Anschließend konnten die Dachdecker mit der Neueindeckung der verschiedenen Flächen beginnen. „Bei der Wahl der jeweiligen Deckart hat uns die Denkmalpflege weitgehend freie Hand gelassen“, berichtet Mark Most. „Wichtig war aber, dass wir eine Deckart wählen, die man seinerzeit schon verwendet hat, um so den historischen Charakter der Gebäude zu erhalten.“ Im Ergebnis kamen je nach Detail und je nach Mansardsteigung unterschiedliche Deckarten wie Schuppendeckung, Altdeutsche Deckung oder Wabendeckung zum Einsatz. Eine Besonderheit bildete außerdem die Ausbildung der verschiedenen, teilweise rosettenartig ausgebildeten Ornamente: „Das war schon eine ganz besondere Arbeit, die man so nicht auf jeder Baustelle erlebt.“

Gelungenes Gesamtergebnis

Nach rund dreijähriger Sanierung ist das Projekt mittlerweile weitgehend fertiggestellt: „Die neu gestalteten Schieferfassaden betonen dabei nicht nur die wertige Optik der Siedlung, sondern sie tragen mit ihrer Robustheit auch zur Langlebigkeit der Häuser bei“, erklärt Christian Knibbe. Parallel zur Sanierung der Fassaden wurden dabei auch sämtliche Eingangsbereiche und Treppenhäuser sowie einige Balkonanlagen modernisiert: Sämtliche Maßnahmen sind weitgehend reibungsfrei abgelaufen. „Und auch die Bewohnerinnen und Bewohner wissen das Ergebnis der Sanierung und den hohen Wohnwert der Anlage zu schätzen“, berichtet Sonja Wazner, die verantwortlich ist für das Sozialmanagement und für die Öffentlichkeitsarbeit des GWV und die im vergangenen Jahr auch selbst in eine der Wohnungen im Erbhof gezogen ist.
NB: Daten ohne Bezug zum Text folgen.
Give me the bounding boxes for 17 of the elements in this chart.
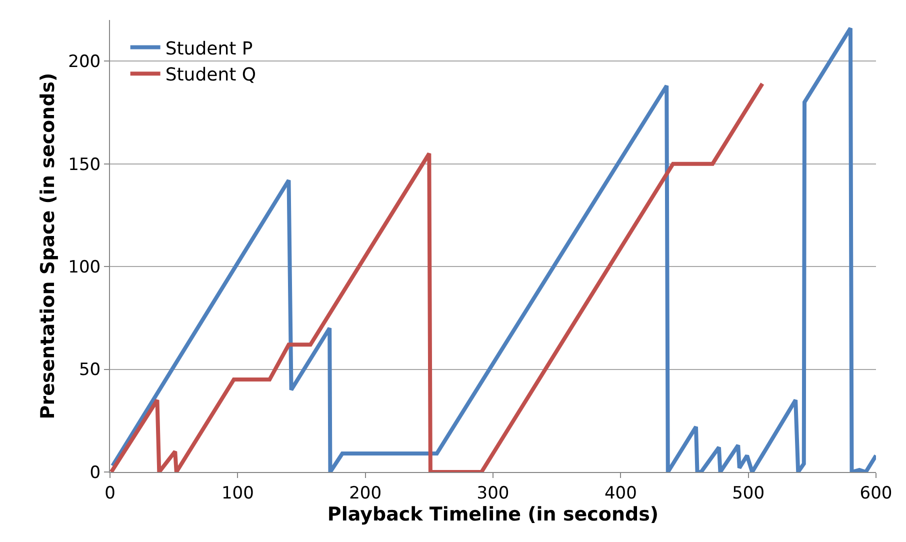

Komplettiert wird die Siedlung durch einen umfassenden Quartiersansatz, der neben Orten der Begegnung und einem Inklusionsprojekt auch Aspekte wie Carsharing oder den Verleih von E-Lastenrädern umfasst. Ebenso wurden nach der Sanierung neue Nistmöglichkeiten für Mauersegler oder Fledermäuse geschaffen. „Eine Besonderheit ist außerdem die solarbetriebene, als Bücherschrank umfunktionierte Telefonzelle, die als kleine Bibliothek für unser ‚kleines Dorf‘ dient“, berichtet Sonja Wazner. Im kommenden Jahr werden jetzt auch noch die vorhandenen Gärten und Vorgärten der Anlage neu gestaltet. Dabei sind unter anderem auch Regenwasserrückhaltemaßnahmen in Form von Rigolen geplant, um so ein angenehmes Mikroklima vor Ort mit ausreichend Feuchtigkeit für den vorhandenen Baumbestand sicherzustellen.